Gal Beckerman has a NY Times piece on celebrity bookshelves (“With celebrities now frequently speaking on television in front of their home libraries, a voyeuristic pleasure presents itself”) that might not be worth a post except that 1) I myself certainly focus on those shelves when they show people talking from home, and 2) Cate Blanchett has the OED and Karl Schlögel’s Moscow, 1937, discussed on LH here and at The Millions here! Also exciting to me: Carla Hayden, Librarian of Congress, has Heart of the Ngoni
— if you have any interest in the Bambara, or West African mythology and culture in general, it’s a wonderful book.

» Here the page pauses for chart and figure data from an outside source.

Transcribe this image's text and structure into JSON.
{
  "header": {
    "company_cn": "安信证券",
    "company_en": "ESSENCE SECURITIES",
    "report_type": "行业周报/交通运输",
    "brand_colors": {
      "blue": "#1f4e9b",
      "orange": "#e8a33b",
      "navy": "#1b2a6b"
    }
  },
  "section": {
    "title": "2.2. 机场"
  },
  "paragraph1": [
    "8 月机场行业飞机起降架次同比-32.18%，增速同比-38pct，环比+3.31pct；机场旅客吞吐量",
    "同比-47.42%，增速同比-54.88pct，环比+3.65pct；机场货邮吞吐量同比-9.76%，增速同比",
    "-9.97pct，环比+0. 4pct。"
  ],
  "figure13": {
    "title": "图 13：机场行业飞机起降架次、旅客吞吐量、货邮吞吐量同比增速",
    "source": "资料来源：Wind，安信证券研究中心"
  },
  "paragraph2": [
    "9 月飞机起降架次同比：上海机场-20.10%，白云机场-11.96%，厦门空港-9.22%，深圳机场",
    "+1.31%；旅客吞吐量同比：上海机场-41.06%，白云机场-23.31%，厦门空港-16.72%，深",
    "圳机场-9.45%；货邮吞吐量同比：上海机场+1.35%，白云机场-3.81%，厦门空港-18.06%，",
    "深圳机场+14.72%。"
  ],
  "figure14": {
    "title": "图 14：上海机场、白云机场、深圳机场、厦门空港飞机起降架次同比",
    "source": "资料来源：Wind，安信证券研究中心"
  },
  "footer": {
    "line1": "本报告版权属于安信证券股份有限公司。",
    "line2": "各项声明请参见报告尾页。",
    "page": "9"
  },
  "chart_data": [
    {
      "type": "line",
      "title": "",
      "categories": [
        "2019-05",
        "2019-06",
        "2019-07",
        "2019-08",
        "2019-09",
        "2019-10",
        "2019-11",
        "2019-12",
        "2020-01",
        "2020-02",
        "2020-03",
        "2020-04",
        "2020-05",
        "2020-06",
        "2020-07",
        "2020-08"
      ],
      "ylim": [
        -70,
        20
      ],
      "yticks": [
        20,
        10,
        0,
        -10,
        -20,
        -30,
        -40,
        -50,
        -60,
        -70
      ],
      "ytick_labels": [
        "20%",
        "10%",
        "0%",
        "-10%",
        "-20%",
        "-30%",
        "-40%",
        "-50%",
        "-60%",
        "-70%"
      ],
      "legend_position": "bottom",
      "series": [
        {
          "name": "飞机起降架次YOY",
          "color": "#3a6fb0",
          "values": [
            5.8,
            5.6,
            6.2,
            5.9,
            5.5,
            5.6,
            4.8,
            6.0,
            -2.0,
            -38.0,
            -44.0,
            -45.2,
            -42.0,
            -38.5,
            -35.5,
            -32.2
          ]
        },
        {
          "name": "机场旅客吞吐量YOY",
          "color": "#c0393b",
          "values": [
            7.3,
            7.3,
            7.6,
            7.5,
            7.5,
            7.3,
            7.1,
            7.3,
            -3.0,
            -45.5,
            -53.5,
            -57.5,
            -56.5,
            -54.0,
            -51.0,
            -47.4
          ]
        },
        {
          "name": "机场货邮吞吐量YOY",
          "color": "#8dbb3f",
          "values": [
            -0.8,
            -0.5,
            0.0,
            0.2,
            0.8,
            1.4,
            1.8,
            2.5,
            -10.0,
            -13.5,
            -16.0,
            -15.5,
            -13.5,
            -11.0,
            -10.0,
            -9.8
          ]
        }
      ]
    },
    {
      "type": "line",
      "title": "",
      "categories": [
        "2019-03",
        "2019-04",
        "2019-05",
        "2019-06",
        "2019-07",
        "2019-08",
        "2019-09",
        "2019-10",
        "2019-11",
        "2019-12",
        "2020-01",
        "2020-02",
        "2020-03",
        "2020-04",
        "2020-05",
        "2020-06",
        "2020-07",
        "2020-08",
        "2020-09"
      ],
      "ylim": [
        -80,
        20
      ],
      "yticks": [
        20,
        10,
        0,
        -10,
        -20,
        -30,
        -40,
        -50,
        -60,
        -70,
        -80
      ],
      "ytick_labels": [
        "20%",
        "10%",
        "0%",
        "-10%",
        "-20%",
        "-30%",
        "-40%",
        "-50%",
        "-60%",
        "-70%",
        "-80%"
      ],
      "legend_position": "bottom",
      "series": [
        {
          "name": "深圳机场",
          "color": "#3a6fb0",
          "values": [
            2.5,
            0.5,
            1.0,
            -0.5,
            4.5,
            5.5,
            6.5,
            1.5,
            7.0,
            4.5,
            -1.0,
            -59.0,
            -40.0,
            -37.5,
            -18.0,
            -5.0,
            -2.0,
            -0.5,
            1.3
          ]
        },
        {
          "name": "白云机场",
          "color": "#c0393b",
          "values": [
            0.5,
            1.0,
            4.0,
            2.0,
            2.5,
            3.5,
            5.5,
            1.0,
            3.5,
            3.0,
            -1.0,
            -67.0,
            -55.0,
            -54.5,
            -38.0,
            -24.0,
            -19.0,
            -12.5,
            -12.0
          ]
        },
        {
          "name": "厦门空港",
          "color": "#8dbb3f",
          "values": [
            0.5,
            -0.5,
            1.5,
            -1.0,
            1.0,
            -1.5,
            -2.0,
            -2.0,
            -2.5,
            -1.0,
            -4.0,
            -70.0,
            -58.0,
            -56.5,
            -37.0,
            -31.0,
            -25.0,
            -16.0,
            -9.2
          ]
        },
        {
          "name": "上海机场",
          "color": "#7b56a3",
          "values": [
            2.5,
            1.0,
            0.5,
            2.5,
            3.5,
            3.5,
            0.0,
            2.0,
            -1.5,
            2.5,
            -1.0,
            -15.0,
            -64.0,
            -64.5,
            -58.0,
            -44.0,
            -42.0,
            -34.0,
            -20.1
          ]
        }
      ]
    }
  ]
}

Also, Madeline Kripke, the lexicographic collector I wrote about back in 2013, has died at 76 of coronavirus:
One question that none of Ms. Kripke’s reference books answers is what will happen to her collection. After avoiding eviction in the mid-1990s by agreeing to remove the volumes stacked in the hallway, she had hoped to transfer the whole enchilada [slang for the entirety] from her apartment and three warehouses to a university or, if she had her druthers [n., preference], to install it in her own dictionary library, which she never got to build.
“Unfortunately, it appears that no clear plan existed for her collection,” her brother, her only immediate survivor, said in a phone interview. “We are now in touch with some of her expert friends for advice.”
Make plans and follow through, people! (And yes, she was Saul’s sister.)